Code for the paper Succinct k-mer Set Representations Using Subset Rank Queries on the Spectral Burrows-Wheeler Transform (SBWT)

SBWT

This is the code for the paper Succinct k-mer Set Representations Using Subset Rank Queries on the Spectral Burrows-Wheeler Transform (SBWT). The repository includes implementations of the various SBWT variants described in the paper. Note that contrary to many other k-mer membership data structures, our code is not aware of DNA reverse complements. That is, it considers a k-mer and its reverse complement as separate k-mers.

This construction algorithm is based on the lightning-fast k-mer counter KMC. Our code links directly to the KMC binaries. We have made slight changes to the KMC codebase to make this possible. Our modified version of KMC is included in this repository.

We are currently actively working on the code. Top items on the to-do list are the following:

  • Support for construction and queries from multiple input files.
  • Saving space by indexing only canonical k-mers.

Compiling

git submodule init
git submodule update

# Build the KMC components
cd KMC
make -j4
cd ..

# Build the SBWT code
cd build
cmake .. -DMAX_KMER_LENGTH=32
make -j4

Change the parameter -DMAX_KMER_LENGTH=32 to increase the maximum allowed k-mer length, up to 255.

Troubleshooting: If you run into problems involving the <filesystem> header, you probably need to update your compiler. The compiler g++-8 should be sufficient. Install a new compiler and direct CMake to use it with the -DCMAKE_CXX_COMPILER option. For example, to set the compiler to g++-8, run CMake with the option -DCMAKE_CXX_COMPILER=g++-8.

Note: the Elias-Fano variants make use of the _pext_u64 instruction in the BMI2 instruction set.

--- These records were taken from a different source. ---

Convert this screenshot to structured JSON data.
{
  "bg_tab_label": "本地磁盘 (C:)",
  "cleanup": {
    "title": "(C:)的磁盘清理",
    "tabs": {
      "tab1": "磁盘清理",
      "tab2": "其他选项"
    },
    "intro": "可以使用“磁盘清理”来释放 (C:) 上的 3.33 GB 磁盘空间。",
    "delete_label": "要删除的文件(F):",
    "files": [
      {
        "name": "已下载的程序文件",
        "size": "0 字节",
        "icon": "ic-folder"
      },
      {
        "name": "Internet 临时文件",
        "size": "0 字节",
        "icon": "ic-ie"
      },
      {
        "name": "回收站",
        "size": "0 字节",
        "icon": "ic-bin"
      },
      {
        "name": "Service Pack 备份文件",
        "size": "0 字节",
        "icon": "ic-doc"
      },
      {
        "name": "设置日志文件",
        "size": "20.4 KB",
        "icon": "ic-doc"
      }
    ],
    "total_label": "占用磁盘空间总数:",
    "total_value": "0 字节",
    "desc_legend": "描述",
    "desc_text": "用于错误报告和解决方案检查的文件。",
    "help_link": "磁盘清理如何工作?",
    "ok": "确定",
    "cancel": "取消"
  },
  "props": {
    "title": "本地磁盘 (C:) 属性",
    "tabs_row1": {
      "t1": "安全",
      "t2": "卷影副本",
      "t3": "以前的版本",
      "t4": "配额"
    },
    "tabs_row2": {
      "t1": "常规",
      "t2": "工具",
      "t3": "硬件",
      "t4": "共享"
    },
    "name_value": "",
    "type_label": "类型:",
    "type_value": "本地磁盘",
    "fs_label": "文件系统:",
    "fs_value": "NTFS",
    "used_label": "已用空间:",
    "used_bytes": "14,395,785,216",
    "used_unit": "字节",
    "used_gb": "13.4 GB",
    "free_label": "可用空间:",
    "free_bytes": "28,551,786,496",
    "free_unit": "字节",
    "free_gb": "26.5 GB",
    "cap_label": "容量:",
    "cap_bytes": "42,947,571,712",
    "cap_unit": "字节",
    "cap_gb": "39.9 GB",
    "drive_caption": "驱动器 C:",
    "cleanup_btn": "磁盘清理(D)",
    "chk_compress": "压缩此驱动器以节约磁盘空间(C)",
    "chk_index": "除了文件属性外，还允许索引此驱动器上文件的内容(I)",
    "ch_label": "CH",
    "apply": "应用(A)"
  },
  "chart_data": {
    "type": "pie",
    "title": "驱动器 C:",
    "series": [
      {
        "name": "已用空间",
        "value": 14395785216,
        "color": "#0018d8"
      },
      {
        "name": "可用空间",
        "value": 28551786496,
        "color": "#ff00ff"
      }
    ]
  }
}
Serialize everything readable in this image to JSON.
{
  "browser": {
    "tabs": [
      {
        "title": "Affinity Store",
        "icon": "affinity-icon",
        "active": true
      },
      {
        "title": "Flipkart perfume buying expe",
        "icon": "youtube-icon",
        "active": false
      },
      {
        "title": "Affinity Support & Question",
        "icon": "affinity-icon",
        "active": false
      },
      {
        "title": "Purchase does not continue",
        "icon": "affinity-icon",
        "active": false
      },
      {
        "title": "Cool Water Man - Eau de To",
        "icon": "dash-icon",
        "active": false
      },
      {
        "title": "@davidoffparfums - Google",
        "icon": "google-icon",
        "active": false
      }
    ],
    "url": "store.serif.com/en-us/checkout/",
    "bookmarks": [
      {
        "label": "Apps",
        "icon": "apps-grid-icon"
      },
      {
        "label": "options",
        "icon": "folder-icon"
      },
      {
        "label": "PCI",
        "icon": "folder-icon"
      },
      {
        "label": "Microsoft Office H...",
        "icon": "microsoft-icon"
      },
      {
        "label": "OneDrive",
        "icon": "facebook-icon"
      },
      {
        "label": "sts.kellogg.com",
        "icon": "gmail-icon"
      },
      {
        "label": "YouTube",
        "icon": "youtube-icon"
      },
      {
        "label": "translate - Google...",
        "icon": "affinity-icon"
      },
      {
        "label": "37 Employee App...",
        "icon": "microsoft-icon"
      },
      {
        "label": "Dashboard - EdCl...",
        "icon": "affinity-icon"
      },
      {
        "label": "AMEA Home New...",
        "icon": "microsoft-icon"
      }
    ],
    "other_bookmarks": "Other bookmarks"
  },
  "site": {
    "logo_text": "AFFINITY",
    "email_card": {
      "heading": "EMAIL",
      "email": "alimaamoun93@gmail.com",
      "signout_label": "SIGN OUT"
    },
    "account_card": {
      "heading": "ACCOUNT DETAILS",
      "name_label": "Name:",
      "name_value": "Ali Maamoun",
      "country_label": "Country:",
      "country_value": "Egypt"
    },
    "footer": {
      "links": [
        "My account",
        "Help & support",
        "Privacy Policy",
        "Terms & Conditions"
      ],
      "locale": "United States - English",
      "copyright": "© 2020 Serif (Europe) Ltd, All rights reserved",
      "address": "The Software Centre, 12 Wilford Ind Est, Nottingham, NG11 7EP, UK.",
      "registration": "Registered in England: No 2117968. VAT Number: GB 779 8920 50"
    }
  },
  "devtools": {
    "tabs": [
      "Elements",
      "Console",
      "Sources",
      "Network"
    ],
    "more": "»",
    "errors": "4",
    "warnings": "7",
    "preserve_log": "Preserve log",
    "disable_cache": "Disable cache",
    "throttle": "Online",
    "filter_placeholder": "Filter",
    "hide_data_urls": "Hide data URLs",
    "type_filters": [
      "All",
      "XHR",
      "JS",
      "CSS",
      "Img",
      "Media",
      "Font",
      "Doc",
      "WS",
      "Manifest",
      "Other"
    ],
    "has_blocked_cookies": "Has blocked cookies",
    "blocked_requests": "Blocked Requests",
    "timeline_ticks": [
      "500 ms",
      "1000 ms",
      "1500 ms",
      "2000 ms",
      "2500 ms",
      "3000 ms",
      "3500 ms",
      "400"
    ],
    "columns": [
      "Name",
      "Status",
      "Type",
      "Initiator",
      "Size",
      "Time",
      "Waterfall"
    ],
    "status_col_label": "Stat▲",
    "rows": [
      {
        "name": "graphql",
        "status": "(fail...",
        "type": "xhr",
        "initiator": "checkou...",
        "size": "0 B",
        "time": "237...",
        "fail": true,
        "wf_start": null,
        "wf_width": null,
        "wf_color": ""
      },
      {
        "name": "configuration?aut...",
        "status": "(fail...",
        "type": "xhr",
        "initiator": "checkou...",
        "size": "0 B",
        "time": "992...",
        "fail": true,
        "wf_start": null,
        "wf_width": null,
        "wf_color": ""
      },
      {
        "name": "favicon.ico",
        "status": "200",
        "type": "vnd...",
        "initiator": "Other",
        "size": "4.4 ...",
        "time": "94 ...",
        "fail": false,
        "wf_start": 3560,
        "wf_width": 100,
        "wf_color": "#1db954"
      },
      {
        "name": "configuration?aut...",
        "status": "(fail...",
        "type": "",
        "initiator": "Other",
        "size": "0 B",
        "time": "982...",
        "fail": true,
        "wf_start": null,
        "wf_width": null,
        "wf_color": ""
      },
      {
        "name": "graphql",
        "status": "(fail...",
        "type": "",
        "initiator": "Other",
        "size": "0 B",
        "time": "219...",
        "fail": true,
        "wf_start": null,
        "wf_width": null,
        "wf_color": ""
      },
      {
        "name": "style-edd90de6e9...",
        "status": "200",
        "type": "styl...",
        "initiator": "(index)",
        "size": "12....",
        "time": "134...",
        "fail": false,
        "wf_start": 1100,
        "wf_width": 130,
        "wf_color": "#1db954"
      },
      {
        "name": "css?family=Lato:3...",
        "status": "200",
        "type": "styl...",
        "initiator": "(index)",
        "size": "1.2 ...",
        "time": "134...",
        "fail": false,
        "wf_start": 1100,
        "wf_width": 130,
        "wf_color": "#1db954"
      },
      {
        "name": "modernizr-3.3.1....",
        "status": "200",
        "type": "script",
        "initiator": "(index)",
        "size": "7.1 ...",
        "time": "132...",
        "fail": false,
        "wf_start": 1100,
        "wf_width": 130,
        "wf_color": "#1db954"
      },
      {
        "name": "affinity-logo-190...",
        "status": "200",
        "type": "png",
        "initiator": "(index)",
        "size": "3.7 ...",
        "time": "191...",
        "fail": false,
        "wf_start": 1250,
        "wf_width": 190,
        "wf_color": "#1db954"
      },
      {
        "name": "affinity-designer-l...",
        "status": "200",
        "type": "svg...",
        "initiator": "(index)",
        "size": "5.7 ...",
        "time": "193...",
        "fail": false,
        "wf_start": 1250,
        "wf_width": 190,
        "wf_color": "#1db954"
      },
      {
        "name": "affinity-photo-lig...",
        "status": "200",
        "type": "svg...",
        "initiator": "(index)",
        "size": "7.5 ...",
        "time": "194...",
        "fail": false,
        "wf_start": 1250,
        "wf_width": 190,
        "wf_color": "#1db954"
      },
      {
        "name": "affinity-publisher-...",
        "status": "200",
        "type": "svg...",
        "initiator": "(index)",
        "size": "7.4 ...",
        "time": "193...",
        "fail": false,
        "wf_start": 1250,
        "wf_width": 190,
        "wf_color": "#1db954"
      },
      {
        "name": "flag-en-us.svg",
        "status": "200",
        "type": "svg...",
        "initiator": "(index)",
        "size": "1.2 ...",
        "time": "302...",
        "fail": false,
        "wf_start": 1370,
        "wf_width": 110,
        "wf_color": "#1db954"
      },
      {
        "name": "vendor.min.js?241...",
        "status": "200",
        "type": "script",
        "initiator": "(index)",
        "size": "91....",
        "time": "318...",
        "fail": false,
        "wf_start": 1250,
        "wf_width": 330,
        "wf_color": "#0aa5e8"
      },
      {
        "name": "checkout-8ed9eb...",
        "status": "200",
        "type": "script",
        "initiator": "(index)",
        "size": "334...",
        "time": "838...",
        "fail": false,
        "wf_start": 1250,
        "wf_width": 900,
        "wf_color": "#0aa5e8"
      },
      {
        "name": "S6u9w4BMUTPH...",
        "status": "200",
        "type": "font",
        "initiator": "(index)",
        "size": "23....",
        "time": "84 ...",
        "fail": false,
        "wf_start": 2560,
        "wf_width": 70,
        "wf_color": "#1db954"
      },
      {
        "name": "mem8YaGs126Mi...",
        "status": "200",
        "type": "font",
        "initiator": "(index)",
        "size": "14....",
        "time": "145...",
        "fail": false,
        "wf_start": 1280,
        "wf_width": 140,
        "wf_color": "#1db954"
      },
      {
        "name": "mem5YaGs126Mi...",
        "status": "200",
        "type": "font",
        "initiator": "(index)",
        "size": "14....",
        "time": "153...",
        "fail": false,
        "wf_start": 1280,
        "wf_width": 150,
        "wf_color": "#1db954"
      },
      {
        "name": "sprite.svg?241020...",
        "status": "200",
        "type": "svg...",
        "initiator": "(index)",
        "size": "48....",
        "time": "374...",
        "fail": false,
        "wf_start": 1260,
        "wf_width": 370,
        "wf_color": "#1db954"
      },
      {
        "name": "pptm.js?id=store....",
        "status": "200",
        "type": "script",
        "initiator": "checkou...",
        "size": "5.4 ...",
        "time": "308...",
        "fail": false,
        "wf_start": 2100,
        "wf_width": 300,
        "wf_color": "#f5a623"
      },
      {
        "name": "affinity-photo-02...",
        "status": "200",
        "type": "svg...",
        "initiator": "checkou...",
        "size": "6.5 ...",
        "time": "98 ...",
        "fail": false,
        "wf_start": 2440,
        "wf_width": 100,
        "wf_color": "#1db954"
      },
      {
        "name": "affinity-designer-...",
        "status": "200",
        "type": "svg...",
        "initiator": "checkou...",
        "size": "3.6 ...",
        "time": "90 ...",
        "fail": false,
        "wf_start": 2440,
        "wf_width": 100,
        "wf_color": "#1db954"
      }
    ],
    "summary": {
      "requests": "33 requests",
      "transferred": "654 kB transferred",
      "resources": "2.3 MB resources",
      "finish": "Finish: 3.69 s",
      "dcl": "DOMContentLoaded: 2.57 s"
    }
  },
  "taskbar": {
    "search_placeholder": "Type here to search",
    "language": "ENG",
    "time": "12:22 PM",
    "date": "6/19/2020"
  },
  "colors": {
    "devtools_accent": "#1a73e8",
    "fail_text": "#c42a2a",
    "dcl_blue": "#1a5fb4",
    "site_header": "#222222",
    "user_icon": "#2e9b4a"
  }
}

Older CPUs might not support this instruction. In that case, we fall back to a simple software implementation, which will ruin the performance of the Elias-Fano variants (those whose variant name starts with "mef").

Index construction

Below is the command to build the SBWT for input data example_data/coli3.fna provided in this repository, with k = 30. The index is written to the file index.sbwt.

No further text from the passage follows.